Project: Houses of Tomorrow, by Robert Boyce and Jan Tichy
Grantee: Elmhurst Art Museum, Elmhurst, Ill.
Graham Foundation project description: Houses of Tomorrow encompasses an exhibition and programming that explores the groundbreaking work of Keck and Keck, two architect brothers from Chicago working in the early part of the 20th century, and follows how their innovative ideas have evolved through today. For the 1933 World’s Fair in Chicago, George Fred Keck developed a visionary design for a new, modernized home and called it the House of Tomorrow. His House of Tomorrow was the first glass house in America, predating the same uses and adaptations of these materials and methods driven into popularity (or notoriety) by modernists such as Mies van der Rohe by more than 15 years. By furthering efficiency issues from their own House of Tomorrow, Keck and Keck innovated new designs to become the first solar architects. The exhibition shows how their development of passive solar energy and other modern construction methods were early precursors to the sustainable building practices of today.
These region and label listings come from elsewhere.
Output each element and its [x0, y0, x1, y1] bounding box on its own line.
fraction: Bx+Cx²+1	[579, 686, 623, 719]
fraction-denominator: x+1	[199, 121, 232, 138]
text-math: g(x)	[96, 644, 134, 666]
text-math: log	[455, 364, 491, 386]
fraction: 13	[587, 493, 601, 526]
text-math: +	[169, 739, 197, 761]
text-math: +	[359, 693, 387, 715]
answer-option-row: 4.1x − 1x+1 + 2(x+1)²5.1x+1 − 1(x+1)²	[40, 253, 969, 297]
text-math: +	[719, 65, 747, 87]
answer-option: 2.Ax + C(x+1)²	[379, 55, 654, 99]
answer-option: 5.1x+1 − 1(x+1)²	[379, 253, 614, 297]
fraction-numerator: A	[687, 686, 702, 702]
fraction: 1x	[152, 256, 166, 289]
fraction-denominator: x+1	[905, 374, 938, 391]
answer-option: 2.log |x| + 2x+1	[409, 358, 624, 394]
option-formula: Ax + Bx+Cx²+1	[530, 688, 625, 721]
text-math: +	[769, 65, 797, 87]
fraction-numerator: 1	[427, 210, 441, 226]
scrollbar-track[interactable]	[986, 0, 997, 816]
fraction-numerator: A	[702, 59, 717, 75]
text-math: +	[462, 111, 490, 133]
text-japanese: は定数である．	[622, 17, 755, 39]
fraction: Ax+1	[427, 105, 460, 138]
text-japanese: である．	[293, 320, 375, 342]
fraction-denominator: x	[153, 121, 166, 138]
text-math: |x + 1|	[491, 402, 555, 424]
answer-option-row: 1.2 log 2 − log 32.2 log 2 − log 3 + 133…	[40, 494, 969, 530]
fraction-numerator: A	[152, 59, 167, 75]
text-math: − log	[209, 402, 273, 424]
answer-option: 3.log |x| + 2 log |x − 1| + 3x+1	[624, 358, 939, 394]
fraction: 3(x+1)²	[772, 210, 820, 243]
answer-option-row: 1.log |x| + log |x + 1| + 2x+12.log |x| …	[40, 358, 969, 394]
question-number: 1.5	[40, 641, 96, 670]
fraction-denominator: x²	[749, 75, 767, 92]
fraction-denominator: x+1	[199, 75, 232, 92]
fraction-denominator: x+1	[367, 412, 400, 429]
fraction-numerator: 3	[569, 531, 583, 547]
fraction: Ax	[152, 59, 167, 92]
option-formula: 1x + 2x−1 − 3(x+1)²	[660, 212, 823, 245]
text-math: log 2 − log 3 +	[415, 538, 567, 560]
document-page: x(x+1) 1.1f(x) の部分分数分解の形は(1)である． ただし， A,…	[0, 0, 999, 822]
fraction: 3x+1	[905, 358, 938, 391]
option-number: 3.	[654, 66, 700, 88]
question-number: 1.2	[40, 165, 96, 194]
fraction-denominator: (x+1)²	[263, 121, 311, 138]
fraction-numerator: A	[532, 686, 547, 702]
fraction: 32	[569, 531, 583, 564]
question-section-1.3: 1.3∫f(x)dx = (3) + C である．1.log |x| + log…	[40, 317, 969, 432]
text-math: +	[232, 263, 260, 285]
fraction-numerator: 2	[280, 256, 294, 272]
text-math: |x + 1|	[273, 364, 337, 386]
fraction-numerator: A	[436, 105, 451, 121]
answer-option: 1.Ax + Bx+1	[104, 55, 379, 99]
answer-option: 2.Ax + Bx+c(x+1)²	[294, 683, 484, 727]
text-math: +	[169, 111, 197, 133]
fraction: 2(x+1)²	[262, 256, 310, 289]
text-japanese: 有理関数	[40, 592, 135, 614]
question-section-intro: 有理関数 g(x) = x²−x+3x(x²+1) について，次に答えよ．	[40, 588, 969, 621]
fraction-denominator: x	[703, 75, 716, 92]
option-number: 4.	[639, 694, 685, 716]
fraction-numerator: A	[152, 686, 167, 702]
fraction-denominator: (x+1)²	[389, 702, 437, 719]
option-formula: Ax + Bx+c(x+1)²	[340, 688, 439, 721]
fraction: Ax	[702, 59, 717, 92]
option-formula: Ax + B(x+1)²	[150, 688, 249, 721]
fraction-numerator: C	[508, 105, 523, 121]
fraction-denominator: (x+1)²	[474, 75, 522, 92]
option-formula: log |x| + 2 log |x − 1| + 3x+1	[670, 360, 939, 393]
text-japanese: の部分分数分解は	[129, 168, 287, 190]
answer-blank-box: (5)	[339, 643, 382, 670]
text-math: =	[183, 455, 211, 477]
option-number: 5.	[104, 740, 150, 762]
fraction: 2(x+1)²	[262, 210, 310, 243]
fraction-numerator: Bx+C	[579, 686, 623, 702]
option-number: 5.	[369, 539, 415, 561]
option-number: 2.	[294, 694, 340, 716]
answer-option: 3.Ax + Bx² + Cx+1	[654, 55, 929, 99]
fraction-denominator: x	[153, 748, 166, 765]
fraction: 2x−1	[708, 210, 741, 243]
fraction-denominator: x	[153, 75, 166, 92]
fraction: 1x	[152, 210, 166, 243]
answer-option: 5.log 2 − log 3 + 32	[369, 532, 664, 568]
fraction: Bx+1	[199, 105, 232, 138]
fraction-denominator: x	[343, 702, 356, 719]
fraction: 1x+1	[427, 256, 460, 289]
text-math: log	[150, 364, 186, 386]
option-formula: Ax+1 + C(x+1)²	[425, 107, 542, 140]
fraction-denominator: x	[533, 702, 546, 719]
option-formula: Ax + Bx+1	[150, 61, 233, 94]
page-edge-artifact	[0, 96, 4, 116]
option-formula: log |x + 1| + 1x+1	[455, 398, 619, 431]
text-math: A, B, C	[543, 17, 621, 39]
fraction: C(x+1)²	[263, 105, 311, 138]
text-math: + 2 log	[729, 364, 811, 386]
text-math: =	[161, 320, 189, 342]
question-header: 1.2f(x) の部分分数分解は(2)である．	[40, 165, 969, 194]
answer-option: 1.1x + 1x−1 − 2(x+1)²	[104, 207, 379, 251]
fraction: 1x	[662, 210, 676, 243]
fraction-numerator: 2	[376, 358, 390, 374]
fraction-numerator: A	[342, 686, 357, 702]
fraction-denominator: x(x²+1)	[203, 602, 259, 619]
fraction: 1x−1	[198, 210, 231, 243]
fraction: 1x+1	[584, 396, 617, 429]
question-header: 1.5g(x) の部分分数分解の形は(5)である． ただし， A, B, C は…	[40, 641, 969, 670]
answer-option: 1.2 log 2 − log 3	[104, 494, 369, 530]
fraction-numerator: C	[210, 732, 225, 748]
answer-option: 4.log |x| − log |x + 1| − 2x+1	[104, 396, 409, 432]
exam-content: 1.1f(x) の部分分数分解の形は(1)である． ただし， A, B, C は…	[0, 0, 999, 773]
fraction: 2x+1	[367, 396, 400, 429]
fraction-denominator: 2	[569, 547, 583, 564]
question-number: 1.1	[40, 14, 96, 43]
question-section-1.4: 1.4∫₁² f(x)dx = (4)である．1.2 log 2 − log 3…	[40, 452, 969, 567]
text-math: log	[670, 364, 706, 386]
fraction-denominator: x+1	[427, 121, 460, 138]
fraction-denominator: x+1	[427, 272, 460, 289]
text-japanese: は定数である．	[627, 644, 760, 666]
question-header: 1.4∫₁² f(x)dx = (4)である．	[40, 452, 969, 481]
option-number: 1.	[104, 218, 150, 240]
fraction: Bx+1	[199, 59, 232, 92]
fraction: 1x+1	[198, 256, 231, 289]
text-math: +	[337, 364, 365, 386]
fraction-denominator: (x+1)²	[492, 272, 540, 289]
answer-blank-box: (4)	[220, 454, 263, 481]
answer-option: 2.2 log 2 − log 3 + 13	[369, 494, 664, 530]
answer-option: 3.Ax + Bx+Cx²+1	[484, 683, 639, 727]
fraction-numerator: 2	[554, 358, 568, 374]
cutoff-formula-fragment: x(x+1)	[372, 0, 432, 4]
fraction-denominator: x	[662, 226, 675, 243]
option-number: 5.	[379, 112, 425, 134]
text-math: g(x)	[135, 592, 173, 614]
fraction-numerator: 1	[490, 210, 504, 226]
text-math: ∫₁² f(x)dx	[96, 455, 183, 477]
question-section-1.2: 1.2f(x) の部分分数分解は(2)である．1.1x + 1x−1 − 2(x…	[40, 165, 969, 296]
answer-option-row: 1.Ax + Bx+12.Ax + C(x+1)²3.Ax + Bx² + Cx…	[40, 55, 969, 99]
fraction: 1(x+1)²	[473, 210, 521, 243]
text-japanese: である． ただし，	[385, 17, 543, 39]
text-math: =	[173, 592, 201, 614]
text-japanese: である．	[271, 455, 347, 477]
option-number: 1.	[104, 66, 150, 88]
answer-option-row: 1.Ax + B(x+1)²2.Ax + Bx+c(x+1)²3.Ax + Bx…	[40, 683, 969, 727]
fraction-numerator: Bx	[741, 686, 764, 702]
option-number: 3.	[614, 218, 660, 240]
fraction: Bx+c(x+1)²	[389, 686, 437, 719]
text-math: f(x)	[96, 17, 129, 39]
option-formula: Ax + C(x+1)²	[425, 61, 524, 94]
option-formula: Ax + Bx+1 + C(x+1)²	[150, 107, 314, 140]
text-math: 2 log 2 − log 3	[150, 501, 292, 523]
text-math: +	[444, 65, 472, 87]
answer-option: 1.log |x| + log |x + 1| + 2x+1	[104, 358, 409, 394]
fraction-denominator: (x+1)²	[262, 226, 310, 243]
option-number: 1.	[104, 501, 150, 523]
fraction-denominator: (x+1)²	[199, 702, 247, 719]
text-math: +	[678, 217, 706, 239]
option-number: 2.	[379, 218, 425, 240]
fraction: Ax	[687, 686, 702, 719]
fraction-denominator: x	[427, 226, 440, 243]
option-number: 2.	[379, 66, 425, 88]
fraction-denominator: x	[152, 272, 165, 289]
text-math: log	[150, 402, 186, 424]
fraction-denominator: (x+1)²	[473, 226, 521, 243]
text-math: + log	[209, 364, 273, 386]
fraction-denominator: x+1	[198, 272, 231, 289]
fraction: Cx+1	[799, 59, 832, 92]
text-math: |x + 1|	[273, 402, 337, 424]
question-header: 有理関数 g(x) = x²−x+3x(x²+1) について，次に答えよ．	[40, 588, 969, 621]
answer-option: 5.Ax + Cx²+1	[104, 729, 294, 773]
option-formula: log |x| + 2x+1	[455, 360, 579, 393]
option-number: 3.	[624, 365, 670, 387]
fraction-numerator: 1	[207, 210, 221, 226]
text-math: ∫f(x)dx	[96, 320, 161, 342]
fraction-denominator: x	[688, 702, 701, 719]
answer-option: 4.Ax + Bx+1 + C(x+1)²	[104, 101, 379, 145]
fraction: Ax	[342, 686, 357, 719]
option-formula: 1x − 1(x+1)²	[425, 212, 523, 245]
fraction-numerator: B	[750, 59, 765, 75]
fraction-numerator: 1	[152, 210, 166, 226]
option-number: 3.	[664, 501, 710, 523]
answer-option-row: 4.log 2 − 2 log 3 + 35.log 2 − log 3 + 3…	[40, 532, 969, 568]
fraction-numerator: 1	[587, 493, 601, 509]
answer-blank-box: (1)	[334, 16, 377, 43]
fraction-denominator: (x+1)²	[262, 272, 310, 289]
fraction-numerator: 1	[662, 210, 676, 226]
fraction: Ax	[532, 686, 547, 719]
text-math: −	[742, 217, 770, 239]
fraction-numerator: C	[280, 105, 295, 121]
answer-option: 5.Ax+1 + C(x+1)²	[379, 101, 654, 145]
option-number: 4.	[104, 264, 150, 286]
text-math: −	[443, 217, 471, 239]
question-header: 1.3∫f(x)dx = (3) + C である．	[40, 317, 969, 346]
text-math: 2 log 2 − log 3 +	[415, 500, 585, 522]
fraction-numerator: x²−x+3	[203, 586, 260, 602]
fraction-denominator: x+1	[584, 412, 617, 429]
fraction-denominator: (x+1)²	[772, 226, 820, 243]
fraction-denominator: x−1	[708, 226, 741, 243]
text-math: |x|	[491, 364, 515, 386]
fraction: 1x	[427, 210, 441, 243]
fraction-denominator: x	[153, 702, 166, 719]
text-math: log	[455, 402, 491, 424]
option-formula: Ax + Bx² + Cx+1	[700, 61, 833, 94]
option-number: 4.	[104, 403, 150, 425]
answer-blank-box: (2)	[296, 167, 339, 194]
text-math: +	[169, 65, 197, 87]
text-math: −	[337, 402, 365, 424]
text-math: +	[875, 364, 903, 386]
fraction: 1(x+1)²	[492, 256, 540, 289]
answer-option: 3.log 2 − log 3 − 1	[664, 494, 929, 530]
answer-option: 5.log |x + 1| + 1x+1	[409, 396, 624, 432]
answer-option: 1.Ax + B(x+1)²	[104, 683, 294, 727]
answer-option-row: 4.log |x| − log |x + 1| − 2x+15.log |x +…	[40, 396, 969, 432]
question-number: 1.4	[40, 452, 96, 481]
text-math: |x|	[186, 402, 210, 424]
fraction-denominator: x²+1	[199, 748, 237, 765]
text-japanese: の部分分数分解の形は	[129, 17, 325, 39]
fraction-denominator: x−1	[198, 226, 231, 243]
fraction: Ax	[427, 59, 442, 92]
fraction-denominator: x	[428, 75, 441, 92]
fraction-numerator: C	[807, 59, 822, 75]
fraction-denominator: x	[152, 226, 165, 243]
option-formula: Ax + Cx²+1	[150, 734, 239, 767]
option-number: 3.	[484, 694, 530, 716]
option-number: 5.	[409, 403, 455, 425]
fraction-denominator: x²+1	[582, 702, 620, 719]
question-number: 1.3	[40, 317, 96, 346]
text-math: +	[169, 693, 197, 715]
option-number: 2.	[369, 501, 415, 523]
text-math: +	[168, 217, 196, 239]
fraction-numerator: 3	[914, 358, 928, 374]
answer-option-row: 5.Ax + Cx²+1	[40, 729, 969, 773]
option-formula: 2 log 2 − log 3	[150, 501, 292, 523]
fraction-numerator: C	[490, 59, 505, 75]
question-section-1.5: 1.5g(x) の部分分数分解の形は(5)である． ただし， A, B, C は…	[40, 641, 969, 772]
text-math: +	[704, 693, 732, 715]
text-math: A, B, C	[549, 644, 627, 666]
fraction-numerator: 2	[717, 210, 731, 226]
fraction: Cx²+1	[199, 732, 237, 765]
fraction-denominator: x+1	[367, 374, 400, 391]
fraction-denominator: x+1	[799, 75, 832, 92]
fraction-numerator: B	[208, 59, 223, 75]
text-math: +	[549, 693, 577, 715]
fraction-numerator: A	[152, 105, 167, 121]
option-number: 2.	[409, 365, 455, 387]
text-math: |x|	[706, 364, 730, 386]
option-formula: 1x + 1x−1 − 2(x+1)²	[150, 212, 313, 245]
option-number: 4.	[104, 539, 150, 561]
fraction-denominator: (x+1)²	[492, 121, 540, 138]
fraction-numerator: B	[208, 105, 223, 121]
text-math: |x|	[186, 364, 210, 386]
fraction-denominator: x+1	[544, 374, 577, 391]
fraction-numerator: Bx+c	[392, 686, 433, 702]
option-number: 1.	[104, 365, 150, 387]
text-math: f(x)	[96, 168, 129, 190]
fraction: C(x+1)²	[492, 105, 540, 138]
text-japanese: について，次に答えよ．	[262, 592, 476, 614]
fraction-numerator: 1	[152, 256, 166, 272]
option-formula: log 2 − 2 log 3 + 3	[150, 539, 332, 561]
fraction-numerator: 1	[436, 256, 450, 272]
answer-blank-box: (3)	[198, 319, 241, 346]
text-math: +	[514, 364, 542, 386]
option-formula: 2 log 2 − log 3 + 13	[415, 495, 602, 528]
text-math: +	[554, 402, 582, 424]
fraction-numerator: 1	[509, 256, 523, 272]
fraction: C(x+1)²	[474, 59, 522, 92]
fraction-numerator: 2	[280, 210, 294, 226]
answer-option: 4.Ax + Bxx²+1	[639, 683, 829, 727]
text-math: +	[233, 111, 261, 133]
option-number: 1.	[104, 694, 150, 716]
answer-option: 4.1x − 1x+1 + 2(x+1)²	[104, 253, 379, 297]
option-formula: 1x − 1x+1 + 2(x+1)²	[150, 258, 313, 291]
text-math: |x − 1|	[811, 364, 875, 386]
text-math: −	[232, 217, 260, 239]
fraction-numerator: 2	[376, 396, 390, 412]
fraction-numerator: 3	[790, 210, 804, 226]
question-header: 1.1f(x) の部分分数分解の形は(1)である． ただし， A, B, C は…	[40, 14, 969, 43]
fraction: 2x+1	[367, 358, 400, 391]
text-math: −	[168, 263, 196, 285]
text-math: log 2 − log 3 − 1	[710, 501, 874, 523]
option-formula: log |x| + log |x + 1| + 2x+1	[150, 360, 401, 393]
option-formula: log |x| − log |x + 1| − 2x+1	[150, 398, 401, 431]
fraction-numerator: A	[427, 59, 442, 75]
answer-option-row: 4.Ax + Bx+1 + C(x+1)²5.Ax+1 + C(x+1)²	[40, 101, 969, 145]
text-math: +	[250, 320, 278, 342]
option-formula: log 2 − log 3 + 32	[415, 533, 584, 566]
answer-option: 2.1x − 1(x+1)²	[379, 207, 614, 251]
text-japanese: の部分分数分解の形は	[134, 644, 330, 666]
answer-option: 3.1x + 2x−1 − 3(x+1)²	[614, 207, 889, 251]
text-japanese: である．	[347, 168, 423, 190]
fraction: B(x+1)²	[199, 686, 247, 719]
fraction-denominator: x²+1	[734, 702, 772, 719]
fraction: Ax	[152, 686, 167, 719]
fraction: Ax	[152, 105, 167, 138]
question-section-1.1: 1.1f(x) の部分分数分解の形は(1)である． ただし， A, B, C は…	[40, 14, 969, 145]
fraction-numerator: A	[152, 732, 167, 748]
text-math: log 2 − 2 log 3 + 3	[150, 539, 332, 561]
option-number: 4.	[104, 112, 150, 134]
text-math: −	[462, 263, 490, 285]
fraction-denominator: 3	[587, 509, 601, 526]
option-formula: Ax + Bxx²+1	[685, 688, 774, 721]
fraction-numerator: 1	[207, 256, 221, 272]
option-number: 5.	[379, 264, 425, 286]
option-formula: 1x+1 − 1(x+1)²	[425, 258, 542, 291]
Project: Accumulation: The Art, Architecture, and the Media of Climate Change, by Nick Axel, Daniel A. Barber, Nikolaus Hirsch, and Anton Vidokle
Grantee: E-flux Architecture, New York
Graham Foundation project description: Although we can experience weather, we can only understand climate through media. This volume examines a new epistemological location for media as a site for scholarly analysis. Familiar causal assumptions, relationships between interior and exterior, and specters of instrumentality and hope inform how methods and objects are framed and become available for inquiry. The processes leading to climatic changes are slow and agglomerative, and resist familiar forms of representation. Scholars of art, architecture, and media have explored new analytic methods and historical narratives. Humanistic inquiry has, in this sense, encountered a threatened environment through embracing uncertainty, unpredictability, and risk. The cultural imaginary exploring biotic processes and social systems is in transition and can be critically evaluated for the visions of the future it contains. Images and the mediatic propensities that they elicit, as the essays in this volume demonstrate, are caught between conditioned passivity and renewed urgency.